With a cautious approach, the sensations can be euphoric and delightful, with a gentle expansion of consciousness, widening our comfort zone by eliminate habitual thought patterns and behaviors. Learning new things and seeing the world through different eyes is fun. Hard as it may be for some people to understand, using cannabis is fun, and fun is valuable and life affirming.

I’ve seen folks laugh a lot, or chatter on, or say nothing for an unusually long time and finally comment, “Well, that didn’t affect me.” Some folks dance a lot, some lose themselves in work. I’ve had a calming sensation, a sort of “Oh, why didn’t you say so?” feeling. I’ve seen there’s more to life than the sterile interpretations of reality I’ve grown old on. Cannabis confirmed life is larger and far more interesting than I’d been told.
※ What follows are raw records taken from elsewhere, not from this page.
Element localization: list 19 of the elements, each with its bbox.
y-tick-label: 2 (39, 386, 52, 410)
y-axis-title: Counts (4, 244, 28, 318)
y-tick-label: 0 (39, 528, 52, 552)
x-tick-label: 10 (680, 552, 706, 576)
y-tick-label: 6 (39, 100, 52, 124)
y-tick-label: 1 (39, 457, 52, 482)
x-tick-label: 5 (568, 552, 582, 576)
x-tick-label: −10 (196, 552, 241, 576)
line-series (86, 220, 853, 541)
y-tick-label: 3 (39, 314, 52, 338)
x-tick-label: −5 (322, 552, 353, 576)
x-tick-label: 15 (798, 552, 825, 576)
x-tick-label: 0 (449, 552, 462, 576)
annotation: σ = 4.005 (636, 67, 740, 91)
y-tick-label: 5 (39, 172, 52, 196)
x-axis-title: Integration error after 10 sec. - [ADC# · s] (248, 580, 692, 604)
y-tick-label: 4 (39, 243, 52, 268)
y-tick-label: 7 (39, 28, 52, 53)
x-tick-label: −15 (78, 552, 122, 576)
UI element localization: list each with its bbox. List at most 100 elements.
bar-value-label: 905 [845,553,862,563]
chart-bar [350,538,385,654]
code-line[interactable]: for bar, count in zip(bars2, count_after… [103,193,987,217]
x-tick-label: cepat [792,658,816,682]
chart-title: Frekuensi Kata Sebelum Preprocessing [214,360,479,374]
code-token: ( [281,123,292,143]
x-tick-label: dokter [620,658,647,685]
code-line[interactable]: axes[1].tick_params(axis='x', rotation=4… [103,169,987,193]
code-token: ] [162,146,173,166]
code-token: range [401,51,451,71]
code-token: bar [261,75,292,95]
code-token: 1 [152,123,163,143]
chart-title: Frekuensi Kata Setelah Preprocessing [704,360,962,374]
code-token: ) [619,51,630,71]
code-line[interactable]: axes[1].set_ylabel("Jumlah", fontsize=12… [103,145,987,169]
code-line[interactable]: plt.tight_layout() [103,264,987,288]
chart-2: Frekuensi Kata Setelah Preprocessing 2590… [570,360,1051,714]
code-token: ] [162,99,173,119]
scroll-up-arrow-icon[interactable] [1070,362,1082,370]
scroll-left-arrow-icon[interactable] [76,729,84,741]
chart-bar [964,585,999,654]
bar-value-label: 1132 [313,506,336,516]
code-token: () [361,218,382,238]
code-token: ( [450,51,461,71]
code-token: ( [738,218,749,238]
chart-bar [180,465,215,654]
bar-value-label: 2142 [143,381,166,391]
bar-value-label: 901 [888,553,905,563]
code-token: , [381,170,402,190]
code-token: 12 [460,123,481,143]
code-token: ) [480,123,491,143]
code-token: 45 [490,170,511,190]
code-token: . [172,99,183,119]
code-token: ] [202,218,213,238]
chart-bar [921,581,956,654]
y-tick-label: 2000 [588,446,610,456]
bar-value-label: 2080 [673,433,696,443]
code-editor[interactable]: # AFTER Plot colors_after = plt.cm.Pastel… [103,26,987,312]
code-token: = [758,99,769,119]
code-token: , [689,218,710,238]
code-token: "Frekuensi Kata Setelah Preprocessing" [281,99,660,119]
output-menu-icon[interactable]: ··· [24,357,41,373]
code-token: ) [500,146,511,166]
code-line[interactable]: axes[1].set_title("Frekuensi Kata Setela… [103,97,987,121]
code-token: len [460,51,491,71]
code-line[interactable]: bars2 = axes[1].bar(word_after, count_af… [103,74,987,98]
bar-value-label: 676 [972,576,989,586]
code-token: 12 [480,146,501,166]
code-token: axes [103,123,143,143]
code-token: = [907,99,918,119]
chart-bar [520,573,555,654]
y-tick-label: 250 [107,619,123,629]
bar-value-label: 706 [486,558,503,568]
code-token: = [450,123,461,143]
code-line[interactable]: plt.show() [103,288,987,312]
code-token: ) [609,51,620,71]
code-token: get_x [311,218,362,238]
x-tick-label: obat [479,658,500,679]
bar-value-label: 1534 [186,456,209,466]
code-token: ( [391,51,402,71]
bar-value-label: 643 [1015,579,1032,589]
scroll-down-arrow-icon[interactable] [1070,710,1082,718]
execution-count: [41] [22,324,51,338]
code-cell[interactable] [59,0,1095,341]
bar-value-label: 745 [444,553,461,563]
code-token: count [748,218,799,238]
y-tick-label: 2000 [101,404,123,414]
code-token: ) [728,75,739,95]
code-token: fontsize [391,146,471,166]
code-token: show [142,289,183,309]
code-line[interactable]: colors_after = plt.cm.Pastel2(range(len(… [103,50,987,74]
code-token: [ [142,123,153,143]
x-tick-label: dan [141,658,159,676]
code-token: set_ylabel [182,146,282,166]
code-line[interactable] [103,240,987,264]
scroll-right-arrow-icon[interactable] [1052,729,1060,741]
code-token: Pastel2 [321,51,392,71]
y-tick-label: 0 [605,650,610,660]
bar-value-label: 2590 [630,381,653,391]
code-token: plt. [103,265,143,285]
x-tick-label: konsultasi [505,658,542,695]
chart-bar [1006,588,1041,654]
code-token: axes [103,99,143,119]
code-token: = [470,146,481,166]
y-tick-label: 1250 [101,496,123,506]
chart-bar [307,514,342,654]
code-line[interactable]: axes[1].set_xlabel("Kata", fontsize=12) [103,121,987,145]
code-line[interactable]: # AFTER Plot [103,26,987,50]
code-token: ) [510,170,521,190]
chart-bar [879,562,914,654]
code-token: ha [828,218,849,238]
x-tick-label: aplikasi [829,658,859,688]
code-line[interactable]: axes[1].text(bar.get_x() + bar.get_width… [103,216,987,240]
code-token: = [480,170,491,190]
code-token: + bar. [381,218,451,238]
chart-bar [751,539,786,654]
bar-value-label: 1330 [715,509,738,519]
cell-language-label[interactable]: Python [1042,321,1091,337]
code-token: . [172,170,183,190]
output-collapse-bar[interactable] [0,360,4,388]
Sincere gratitude and fun are in mighty short supply these days. The biological instinct to suspect danger in our environment makes it easy to criticize our circumstances, rather than acknowledge the good things in our lives, such as our wonderfully complex bodies which permit us to think and act. If we permit ourselves to experience mental expansion, we may encounter bigger realities, and learn more about the massive number of awesome things we actually can be grateful for, which we don’t even notice in our busy, stress-filled every day lives.

Susan Stornetta is a retired archaeologist and a long-time Comstock resident.